In Arthur C. Clarke's novel, Against the Fall of Night (later rewritten as The City and the Stars) the Megacity of Diaspar is interwoven with "moving ways" which, unlike Heinlein's conveyor belts, are solid floors that can mysteriously move as a fluid. In the novel, Clarke writes,

An engineer of the ancient world would have gone slowly mad trying to understand how a solid roadway could be fixed at both ends while its centre travelled at a hundred miles an hour... The corridor still inclined upwards, and in a few hundred feet had curved through a complete right-angle. But only logic knew this: to the senses it was now as if one were being hurried along an absolutely level corridor. The fact that he was in reality travelling up a vertical shaft thousands of feet deep gave Alvin no sense of insecurity, for a failure of the polarizing field was unthinkable.

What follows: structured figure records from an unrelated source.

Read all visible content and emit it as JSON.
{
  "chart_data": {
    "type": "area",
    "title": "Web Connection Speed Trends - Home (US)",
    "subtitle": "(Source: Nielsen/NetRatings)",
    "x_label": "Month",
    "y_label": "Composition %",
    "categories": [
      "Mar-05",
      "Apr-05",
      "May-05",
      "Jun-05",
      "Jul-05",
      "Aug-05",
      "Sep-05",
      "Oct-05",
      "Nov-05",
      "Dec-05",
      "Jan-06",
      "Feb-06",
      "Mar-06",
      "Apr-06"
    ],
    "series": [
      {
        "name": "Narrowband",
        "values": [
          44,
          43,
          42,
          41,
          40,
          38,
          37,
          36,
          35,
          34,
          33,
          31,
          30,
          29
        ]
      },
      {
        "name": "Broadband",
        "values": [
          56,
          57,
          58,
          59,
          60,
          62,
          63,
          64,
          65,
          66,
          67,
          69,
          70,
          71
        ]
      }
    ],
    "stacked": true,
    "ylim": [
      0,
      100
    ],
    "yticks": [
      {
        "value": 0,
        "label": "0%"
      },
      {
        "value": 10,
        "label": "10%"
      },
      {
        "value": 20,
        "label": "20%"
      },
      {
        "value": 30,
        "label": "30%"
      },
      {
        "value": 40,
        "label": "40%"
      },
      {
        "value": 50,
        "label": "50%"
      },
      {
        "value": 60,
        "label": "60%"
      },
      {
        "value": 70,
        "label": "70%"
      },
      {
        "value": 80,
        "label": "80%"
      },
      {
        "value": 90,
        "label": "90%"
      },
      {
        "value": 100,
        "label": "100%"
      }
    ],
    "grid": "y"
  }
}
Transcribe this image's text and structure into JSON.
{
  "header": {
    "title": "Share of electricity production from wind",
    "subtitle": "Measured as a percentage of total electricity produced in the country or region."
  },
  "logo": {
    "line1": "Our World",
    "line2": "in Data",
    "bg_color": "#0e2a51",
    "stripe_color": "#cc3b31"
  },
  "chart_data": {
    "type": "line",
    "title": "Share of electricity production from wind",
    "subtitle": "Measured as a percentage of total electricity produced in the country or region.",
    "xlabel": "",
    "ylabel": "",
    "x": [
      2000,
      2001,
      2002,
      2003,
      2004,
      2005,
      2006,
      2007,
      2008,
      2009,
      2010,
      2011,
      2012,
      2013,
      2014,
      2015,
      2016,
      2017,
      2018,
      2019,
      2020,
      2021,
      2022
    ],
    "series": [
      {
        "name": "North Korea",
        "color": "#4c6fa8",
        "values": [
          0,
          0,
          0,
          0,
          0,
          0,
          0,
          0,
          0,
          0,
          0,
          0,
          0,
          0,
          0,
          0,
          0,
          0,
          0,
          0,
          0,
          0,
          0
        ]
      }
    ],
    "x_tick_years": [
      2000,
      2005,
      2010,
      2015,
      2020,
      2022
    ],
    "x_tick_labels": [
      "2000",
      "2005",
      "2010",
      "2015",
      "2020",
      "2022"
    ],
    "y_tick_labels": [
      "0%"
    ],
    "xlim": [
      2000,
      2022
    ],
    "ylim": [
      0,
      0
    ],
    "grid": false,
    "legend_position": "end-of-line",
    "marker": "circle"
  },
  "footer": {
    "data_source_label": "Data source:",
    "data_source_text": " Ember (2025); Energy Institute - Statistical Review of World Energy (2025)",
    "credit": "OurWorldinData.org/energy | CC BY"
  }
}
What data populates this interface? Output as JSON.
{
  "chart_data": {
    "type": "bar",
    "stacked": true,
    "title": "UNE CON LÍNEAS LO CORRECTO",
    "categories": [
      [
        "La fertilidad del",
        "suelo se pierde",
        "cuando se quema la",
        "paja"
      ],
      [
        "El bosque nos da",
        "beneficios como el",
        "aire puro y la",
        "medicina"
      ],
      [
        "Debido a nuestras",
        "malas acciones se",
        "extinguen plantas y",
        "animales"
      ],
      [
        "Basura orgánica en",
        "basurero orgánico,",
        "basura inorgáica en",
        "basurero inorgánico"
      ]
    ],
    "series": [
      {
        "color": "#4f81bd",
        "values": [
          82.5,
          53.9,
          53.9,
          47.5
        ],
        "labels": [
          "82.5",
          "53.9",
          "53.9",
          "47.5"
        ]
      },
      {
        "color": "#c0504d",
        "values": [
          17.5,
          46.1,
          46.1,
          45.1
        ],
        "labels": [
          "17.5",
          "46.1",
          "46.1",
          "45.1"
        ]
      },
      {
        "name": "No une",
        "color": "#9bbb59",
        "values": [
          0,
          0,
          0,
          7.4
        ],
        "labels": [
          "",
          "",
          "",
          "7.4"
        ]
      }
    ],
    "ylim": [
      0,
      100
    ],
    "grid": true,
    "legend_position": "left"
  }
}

In his non-fiction book Profiles of the Future, Arthur C. Clarke mentions moving sidewalks but made of some sort of anisotropic material that could flow in the direction of travel but hold the weight of a person. The fluid would have the advantage of offering a continuous gradient of speed from the edge to edge so there would be no jumps, and simply moving from side to side would effect a change in speed.

In the Strugatsky brothers' Noon Universe, the worldwide network of moving roads is one of the first megaprojects undertaken on newly united Earth, before the advent of FTL starships and its consequences turned everybody's attention to the stars. These roads there are quasiliving organisms similar to Clarke's description and were used for both local commuting and long-distance non-urgent transport until their use was eclipsed by an instant teleportation network.

The animated TV series The Jetsons depicts moving walkways everywhere, even in private homes.

Slidewalk

A slidewalk is a fictional moving pavement structurally sound enough to support buildings and large populations of travelers. Adjacent slidewalks moving at different rates could let travelers accelerate to great speeds. The term is also used colloquially for a conventional moving walkway.

They were imagined by science fiction writer H. G. Wells in When the Sleeper Wakes. Robert A. Heinlein made them the instruments of social upheaval in the 1940 short story The Roads Must Roll. Isaac Asimov, in his Robot series, imagined slidewalks as the potential method of transportation of practically the entire urban population on Earth, with expressways moving at up to 95 km/h (60 mph) equipped with seating accommodations for long-distance travel, and with slower subsidiary tracks branching off from the main lines. Arthur C. Clarke also used them in The City and the Stars. Larry Niven used them in Ringworld and Flatlander. Slidewalks figure prominently in The Jetsons.